Washington Redskins: What's In A Name?

By Joseph Nardone
Evan Habeeb-USA TODAY Sports

Definition of Redskin according to Merriam-Webster: informal and offensive : native american. The word redskin is very offensive and should be avoided.

That should be the end of discussion, right?

The world itself is defined as being a racial slur and something that a group of people find offensive. Still, for whatever reason, the Washington Redskins have kept the name and there is a strong number of people who feel the topic about changing the name is silly or pointless.

It should be noted that most people probably don’t even think of Native Americans whenever Washington plays. I doubt that a single person who screams ‘Redskins’ has any intentional bigotry behind their cheers. That doesn’t make it okay, though. The word is not meant to offend you or your sensibilities. It is a slur directed to a minority — Native Americans.

That’s an important point to bring up when someone talks about polls or popular opinion. A very smart article by our own Brian Carroccio discusses such things. He talks about the polls Roger Goodell did as well as other things that are seemingly important to the discussion. And while they are relative to a degree, it misses the underlying theme to the discussion — the word ‘Redskin’ is a racial slur regardless of what a poll says.

The word was not given birth to offend white, black, purple or any other ethnicity. It is a slur towards Native Americans. Poll all the people you want, but unless your poll deals solely with the people the slur is likely to offend, it has zero merit. It’s not up to a group of white people or any other ethnic group to decide what the minority should or shouldn’t find offensive.

At one point in time, racial slurs towards other races were deemed okay. Guess what? If you polled people from just 80 years ago, I bet they would say they find nothing offensive about those slurs. Being that the word Redskin is considered a slur by definition, why is it that folks are so quick to defend it?

Goodell is unlikely to be a racist and it would be irresponsible to call him that just because he backs keeping the name around. Daniel Snyder is also unlikely a bigot. The idea of him knowingly hurting an entire race’s culture would be unthinkable. The two of them — and countless others — have done their best to figure out the right way to go about handling these things without rocking the boat too far in either direction.

Like the majority, their efforts don’t feel hollow, although they do feel fairly misguided.

Some are calling the ‘name debate’ contrived, claiming that the majority of people don’t care about the issue. While that is technically true, isn’t that the point? I mean, Native Americans are the minority. People who are unfazed by the name are largely not. So, mathematically speaking, of course only the minority is going to be upset about the use of the name.

This isn’t about being politically correct, liberal or republican.

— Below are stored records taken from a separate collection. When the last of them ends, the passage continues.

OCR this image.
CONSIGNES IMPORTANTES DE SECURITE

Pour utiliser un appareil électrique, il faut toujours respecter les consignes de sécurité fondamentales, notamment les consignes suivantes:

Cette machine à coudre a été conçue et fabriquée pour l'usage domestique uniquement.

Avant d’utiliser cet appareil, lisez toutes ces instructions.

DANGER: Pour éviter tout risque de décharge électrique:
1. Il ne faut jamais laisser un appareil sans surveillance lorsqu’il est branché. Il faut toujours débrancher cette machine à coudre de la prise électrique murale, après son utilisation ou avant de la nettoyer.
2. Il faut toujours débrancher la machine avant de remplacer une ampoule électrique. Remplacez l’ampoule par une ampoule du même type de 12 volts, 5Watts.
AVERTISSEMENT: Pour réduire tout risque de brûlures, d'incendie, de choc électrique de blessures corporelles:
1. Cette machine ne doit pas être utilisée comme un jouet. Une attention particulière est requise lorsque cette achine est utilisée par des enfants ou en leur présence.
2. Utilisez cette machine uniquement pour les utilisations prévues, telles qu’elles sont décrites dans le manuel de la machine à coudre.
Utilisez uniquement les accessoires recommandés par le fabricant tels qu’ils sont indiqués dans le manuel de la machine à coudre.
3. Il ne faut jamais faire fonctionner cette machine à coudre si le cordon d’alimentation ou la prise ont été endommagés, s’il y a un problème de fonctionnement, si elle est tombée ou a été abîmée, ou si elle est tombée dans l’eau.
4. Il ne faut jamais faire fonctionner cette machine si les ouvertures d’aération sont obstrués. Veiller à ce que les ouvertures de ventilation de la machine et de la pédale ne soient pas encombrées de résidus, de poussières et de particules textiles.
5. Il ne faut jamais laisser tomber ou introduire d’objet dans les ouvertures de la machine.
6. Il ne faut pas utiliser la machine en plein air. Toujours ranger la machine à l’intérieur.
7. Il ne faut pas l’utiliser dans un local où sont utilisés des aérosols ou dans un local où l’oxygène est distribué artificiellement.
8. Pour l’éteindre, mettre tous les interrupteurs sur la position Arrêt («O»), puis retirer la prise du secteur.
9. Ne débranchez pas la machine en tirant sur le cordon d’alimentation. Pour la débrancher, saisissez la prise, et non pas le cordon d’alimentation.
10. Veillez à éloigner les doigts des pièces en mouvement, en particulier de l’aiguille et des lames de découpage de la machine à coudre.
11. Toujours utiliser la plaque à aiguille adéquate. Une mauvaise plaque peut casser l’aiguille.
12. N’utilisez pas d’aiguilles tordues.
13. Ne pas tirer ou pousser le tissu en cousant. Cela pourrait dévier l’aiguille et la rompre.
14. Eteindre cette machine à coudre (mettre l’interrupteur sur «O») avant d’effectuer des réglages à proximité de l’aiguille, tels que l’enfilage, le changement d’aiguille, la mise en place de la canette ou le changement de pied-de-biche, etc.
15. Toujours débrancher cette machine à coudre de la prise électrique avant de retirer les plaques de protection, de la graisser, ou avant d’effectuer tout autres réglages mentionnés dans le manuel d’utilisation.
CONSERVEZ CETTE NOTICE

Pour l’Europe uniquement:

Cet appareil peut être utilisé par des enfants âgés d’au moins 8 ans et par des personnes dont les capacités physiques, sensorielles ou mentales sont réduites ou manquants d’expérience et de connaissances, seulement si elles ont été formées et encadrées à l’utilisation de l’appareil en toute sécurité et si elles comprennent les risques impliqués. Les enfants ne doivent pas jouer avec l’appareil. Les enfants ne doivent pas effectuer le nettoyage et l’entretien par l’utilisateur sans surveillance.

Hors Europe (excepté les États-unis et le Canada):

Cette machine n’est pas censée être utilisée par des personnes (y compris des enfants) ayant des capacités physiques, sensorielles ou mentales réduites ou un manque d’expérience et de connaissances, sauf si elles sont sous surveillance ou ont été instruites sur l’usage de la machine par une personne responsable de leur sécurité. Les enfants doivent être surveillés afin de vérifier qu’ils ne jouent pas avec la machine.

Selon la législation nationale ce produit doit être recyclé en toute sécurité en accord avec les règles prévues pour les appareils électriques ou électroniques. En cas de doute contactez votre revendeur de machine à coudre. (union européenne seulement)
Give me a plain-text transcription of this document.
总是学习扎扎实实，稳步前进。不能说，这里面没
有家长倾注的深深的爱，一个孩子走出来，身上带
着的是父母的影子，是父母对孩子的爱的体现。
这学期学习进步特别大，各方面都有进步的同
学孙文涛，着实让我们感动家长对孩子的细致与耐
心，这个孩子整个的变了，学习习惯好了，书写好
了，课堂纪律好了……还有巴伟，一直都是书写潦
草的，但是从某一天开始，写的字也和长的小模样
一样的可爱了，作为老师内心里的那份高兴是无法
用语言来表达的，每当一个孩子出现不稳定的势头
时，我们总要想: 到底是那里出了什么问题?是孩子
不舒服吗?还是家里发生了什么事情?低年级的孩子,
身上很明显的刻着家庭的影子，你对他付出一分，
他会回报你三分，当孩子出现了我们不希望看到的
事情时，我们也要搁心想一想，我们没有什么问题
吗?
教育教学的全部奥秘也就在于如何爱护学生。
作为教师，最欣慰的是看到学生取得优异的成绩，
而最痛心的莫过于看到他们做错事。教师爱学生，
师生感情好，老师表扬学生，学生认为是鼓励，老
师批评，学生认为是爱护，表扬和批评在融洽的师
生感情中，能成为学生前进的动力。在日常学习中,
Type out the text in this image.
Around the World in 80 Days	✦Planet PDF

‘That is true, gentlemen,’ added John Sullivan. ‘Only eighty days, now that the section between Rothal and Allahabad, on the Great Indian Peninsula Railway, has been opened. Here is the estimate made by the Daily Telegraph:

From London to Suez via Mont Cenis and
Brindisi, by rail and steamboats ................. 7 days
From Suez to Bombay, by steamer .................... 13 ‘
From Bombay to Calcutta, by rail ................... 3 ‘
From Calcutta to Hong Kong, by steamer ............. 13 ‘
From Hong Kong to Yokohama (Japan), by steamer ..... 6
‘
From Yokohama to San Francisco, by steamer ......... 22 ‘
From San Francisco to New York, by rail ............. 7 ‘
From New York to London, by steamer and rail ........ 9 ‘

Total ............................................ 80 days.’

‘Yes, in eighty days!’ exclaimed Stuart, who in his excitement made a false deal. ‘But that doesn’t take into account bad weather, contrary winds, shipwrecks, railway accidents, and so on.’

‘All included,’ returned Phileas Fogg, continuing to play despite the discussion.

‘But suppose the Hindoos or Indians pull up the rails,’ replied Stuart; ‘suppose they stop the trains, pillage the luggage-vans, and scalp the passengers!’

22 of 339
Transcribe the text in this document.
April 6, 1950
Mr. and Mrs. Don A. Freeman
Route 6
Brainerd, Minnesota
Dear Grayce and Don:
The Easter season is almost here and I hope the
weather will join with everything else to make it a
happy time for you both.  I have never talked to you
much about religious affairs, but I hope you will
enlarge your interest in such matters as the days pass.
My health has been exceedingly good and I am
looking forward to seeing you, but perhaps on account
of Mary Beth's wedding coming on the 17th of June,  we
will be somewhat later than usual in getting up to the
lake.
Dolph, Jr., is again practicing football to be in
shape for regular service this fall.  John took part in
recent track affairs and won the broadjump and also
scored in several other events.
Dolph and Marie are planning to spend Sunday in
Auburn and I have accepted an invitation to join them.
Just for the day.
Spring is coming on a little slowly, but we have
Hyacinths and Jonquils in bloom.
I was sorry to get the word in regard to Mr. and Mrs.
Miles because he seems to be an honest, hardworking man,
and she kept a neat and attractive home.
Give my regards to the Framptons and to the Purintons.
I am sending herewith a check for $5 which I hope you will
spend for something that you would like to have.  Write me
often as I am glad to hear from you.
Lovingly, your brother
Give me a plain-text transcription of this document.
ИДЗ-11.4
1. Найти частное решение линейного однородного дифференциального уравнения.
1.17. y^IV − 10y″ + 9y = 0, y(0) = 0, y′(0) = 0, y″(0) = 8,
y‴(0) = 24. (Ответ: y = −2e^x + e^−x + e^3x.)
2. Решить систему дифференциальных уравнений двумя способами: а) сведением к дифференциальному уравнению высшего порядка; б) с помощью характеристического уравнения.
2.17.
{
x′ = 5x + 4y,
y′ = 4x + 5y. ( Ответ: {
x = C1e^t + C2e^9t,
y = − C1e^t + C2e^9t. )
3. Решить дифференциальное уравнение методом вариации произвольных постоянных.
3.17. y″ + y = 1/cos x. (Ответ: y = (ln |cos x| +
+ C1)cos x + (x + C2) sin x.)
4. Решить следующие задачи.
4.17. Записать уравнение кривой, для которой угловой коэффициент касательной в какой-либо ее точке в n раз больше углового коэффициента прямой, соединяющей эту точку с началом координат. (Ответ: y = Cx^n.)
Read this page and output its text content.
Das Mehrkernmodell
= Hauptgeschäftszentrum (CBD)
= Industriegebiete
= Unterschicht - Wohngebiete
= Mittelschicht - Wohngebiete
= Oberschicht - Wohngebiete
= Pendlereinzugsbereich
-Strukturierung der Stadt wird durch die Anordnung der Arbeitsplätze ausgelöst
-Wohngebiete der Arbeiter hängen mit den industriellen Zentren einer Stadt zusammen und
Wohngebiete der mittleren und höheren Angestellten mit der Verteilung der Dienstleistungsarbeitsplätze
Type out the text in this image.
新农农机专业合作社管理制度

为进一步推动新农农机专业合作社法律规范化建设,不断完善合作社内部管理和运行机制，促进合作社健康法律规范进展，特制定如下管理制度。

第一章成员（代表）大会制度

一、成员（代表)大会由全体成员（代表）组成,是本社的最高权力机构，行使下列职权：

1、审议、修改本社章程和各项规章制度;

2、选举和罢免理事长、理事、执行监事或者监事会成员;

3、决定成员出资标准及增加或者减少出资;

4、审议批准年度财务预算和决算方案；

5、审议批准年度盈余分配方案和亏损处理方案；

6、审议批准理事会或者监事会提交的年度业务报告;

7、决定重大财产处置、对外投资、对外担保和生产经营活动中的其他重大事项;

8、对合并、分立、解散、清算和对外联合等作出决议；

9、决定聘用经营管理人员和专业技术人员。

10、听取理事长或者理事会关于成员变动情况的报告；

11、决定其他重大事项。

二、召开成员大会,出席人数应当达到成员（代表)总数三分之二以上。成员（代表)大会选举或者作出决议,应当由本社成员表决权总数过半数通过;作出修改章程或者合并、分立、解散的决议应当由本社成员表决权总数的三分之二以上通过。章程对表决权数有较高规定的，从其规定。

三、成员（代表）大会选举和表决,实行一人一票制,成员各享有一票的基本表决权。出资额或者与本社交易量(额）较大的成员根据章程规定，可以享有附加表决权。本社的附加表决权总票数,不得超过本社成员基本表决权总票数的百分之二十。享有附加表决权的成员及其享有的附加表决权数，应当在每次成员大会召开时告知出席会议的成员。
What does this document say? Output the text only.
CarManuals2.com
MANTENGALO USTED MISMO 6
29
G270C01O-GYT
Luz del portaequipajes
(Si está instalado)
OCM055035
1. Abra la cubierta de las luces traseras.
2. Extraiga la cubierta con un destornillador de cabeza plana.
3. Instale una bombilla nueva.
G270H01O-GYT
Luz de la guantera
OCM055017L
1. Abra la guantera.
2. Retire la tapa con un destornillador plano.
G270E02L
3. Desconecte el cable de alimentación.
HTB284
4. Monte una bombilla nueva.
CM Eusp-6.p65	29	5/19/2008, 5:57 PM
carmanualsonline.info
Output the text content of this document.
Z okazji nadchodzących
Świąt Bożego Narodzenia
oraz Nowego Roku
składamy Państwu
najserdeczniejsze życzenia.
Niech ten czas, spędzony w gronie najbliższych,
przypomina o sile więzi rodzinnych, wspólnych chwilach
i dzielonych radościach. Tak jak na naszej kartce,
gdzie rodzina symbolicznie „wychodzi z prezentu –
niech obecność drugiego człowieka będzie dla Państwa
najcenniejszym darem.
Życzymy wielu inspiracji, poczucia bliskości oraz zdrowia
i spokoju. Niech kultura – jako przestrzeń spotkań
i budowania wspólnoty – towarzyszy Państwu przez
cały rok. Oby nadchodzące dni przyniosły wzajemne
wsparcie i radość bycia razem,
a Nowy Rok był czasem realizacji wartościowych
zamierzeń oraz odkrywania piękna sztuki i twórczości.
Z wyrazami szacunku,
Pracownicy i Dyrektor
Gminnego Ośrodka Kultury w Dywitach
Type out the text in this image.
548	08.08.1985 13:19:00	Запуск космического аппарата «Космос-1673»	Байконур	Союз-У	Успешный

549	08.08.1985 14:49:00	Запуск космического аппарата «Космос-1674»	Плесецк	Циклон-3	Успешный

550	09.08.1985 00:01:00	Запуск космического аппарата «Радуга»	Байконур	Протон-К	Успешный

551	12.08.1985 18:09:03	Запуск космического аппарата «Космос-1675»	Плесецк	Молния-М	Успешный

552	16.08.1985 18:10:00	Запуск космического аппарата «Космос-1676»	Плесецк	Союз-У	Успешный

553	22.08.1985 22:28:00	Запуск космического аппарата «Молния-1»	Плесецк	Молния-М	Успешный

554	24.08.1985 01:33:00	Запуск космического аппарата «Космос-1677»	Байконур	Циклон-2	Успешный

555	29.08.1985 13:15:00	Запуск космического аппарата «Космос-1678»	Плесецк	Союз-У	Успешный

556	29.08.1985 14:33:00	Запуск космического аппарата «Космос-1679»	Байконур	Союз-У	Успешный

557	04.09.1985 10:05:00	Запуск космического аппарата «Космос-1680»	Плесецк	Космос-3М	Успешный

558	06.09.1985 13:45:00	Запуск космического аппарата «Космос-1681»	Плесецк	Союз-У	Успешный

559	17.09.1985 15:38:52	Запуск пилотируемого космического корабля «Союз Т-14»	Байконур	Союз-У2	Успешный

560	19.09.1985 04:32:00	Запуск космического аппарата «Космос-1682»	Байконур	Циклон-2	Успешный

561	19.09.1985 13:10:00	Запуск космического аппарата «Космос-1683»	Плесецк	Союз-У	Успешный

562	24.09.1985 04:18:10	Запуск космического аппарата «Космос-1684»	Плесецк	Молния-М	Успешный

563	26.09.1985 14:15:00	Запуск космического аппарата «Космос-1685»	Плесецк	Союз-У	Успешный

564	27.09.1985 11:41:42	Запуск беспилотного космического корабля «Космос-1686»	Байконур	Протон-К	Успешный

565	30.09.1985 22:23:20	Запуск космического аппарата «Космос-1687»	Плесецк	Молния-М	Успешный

This is about treating a minority group of people correctly — which is something our country has fumbled on in most of our existence.

The sad thing about all of this is that as we all talk about how progressive our nation is and how tolerant we are, we won’t even acknowledge a word that is defined as being a racial slur and doesn’t belong in our culture. It does not matter if you, I or even a minority of the minority isn’t bothered by the name — Redskin is a slur no matter what anyone says.

When you go to a Burger King, do you order for the people three spots behind you? Of course you don’t. It’s not up to you to decide what that person is going to eat and it’s not your burden to pay for it.

So why is the majority speaking about the name ‘Redskin’ when it has very little to do with them other than, you know, a game? It’s not in their place nor is the slur a burden that they have to live with.